This movie had the second highest weekend box office of all time (behind only The Avengers), far outpaced the first two films in the series, and is tearing up the international box office. And yet…does it matter that it’s just not very good? Or not only “not very good,” I would say arguably the weakest of the three films, and certainly no better than the creatively-disappointing Iron Man 2. The first Iron Man will always be a solid B+, but I’m now starting to feel like this is a bad franchise built around a good, breezy first movie. [Maybe you could say that about all franchises, but there’s rarely so little substance in even the first film.]
What Works: The distinguishing factor of the Iron Man movies has always been their sense of humor. And Downey gets off a few great one-liners here. There’s a scene where he “mentors” a child of divorce about his feelings that was shockingly hilarious. The director (Shane Smith) will probably always be better at handling light-caper-dialogue than he will be at truly memorable action sequences. And Rebecca Hall’s character (Stark’s ex-girlfriend) could have been pretty interesting if they’d given her something to do.
What Doesn’t Work: There’s a going-through-the-motions, let’s-just-get-the-cash-register-open smell coming off this thing so strong, it stinks. The action sequences felt tired (I nearly fell asleep during the climactic battle at a shipyard…something that feels robbed from the Lethal Weapon movies, which Shane Smith wrote). The film’s handling of the Mandarin is ultimately disappointing—–this guy is one of Iron Man’s top villains in the comics but Ben Kingsley’s incarnation (while clever) leaves something to be desired. Robert Downey Jr. refuses to connect with anyone on screen with him and continues his streak as Johnny-Depp-in-a-bad-way, a once interesting actor now just showing up for the paycheck in forgettable franchise films.
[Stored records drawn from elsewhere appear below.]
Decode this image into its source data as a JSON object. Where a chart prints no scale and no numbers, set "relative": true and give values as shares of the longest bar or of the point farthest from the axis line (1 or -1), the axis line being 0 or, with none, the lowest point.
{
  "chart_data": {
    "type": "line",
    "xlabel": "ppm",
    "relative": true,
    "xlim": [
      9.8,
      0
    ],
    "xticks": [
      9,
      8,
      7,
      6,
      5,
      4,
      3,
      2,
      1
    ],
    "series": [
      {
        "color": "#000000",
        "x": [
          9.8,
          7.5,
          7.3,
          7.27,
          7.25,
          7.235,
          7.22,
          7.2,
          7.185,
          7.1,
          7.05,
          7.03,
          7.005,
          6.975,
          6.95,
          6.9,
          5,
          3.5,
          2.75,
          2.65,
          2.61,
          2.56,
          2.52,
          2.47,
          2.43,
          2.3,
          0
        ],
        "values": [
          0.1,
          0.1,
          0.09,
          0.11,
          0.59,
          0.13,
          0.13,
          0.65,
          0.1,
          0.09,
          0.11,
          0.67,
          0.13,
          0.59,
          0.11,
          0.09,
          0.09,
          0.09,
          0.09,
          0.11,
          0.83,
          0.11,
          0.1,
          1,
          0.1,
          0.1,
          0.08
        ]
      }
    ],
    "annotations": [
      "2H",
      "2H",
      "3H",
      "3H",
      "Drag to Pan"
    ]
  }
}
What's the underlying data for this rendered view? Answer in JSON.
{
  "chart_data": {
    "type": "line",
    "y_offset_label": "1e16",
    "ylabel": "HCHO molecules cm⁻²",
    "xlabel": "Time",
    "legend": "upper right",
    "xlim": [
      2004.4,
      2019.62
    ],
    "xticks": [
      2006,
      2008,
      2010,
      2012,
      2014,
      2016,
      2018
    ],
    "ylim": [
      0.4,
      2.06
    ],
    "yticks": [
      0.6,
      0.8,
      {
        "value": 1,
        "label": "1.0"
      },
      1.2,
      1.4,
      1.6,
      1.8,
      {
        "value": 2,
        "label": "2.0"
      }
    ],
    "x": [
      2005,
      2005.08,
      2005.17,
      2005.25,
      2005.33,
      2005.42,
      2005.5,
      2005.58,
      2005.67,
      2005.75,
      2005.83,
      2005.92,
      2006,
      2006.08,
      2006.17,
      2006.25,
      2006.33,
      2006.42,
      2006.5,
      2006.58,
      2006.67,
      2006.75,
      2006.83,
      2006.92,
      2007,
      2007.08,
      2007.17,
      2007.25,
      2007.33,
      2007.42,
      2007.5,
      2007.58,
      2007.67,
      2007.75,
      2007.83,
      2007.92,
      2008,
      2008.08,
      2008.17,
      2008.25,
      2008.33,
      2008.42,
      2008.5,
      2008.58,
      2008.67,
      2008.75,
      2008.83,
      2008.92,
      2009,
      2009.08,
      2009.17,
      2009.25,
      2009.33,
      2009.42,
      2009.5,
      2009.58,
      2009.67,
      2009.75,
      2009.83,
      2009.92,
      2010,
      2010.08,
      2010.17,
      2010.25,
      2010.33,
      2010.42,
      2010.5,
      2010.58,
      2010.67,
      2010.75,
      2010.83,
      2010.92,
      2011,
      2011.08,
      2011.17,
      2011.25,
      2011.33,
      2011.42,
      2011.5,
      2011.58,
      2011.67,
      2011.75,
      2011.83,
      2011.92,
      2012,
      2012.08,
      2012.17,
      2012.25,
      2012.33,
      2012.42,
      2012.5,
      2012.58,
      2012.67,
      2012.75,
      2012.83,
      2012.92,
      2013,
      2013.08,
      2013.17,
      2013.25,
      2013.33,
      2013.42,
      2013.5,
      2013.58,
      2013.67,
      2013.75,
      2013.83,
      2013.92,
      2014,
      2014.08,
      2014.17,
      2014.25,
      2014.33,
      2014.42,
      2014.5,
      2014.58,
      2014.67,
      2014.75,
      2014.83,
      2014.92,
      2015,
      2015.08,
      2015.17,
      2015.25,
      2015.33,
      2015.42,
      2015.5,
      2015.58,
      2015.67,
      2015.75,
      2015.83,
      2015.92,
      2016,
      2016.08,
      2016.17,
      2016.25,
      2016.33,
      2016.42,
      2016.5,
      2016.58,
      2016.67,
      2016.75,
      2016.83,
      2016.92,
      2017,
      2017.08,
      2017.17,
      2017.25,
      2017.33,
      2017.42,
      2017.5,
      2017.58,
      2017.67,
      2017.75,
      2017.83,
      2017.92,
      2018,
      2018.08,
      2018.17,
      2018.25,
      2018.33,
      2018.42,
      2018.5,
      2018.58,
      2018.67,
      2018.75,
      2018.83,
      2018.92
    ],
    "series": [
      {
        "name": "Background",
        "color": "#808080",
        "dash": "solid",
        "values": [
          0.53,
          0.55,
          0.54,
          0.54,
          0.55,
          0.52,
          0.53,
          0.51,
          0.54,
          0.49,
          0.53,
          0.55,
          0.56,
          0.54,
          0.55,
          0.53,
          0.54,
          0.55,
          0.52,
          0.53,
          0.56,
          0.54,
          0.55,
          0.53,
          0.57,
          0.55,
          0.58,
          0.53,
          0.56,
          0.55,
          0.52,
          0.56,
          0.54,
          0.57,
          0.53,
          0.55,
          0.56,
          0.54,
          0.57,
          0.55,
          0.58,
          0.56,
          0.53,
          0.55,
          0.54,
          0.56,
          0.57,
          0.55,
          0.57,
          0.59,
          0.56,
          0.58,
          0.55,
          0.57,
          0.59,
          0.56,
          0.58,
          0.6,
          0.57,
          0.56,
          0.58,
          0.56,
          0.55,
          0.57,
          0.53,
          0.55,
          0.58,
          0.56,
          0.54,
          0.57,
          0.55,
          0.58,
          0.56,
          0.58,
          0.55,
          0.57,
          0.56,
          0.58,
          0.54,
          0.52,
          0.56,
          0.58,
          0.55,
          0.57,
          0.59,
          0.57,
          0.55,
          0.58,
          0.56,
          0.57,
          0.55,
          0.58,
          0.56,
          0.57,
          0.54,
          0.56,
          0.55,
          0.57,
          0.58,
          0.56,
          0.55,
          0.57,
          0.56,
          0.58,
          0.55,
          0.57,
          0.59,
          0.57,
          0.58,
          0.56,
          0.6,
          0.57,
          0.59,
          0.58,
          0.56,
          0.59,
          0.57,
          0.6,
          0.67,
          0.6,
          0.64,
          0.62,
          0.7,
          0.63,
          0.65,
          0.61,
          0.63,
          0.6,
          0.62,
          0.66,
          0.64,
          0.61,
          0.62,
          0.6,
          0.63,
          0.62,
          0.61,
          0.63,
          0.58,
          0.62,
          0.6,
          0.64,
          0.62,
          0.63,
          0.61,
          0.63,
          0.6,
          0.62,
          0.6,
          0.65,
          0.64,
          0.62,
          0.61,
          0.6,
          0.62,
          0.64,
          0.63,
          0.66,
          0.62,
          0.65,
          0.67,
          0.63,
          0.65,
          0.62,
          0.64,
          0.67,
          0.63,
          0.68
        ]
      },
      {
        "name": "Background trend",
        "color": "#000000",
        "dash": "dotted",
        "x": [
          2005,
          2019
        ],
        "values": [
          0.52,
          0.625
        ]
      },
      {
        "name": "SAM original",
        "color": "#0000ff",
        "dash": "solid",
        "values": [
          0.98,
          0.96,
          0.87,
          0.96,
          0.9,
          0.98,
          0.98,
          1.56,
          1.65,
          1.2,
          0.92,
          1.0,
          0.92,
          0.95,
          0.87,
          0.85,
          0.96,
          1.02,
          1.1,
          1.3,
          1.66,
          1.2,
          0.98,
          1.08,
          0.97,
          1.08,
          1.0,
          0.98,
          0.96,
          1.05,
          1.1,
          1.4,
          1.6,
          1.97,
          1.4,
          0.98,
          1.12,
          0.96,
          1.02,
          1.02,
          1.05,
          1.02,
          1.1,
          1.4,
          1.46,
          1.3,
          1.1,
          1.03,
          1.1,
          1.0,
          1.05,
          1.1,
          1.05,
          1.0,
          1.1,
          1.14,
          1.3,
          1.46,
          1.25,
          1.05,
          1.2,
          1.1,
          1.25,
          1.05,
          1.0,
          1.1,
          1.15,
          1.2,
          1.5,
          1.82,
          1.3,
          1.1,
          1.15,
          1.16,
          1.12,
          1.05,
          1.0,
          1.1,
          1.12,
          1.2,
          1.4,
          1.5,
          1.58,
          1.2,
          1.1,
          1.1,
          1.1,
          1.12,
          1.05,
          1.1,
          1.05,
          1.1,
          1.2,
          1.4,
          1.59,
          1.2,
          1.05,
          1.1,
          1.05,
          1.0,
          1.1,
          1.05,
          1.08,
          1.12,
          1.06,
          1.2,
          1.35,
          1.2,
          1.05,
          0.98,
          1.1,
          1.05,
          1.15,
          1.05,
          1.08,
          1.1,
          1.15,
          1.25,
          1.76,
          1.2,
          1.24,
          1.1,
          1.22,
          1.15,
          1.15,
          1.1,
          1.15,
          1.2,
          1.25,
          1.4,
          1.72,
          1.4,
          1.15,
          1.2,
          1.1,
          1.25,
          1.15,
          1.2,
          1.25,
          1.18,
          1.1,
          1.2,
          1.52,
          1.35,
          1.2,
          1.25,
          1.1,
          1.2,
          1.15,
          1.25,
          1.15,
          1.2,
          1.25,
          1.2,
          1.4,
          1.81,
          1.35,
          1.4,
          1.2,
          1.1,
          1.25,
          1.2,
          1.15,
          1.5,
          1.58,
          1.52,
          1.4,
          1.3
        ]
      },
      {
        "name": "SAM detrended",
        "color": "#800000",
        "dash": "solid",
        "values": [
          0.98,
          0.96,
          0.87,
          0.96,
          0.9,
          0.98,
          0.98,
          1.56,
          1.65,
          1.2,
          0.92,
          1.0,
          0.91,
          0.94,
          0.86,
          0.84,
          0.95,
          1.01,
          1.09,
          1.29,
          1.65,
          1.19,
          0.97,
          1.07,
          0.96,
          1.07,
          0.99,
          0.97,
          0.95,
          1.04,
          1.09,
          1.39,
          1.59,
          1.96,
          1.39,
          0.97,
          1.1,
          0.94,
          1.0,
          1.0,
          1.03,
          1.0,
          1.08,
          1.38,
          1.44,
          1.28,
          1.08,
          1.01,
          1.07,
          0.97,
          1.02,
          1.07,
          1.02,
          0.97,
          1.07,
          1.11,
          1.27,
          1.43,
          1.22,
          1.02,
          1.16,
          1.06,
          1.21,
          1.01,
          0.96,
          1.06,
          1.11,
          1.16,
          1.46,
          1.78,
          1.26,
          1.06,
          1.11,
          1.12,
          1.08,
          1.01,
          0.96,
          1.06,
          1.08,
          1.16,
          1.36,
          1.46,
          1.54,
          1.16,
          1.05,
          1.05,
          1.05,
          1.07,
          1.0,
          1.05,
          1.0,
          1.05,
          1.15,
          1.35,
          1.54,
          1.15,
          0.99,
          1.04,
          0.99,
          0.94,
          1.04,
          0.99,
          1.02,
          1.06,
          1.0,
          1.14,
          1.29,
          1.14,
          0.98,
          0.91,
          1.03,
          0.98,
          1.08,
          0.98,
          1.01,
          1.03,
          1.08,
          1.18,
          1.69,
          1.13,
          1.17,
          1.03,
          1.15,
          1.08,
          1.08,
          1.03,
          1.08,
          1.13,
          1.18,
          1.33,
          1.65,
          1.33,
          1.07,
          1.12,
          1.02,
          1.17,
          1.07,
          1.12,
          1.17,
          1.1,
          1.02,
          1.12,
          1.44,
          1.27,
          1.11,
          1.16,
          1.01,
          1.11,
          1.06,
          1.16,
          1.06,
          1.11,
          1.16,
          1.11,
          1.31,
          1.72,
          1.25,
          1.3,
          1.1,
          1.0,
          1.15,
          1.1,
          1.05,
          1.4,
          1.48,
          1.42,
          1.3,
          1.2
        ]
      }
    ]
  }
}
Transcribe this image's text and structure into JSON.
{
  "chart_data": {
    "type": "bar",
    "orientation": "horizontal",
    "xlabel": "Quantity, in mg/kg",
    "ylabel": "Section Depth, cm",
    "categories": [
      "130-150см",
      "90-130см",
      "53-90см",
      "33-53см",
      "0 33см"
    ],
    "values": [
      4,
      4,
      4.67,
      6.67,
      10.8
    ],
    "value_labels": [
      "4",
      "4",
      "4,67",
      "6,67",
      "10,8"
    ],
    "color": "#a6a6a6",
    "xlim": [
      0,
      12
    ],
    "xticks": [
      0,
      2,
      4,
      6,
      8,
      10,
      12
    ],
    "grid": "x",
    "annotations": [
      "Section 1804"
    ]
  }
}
But, most importantly, may be the film’s messaging to its audience. The true villain in this movie is a defense contractor (just like Sam Rockwell and Jeff Bridges in the first two movies), so this series is now three for three in saying America’s real enemy is its own war profiteers…yet Iron Man/Tony Stark is one too. The films aren’t sharp enough to even reference the irony of a war profiteer being brought in to deal with a worse one, which pretty much means there would be nothing for Iron Man to fight if his entire industry stopped existing. The message of “there’s no real threat, that’s why we’re creating threats” isn’t the one delivered to young boys so much as saying “bam! bam! ka-blooey! kill them! more weapons! America killing terrorists!”
What I Would Have Done Differently: Marvel doesn’t care. They’ve now become the least interesting studio. They’re a cash register. If their films deliver at the box office, they’re successful. If their films are mediocre, they wouldn’t know the difference because they’ve hardly made anything else.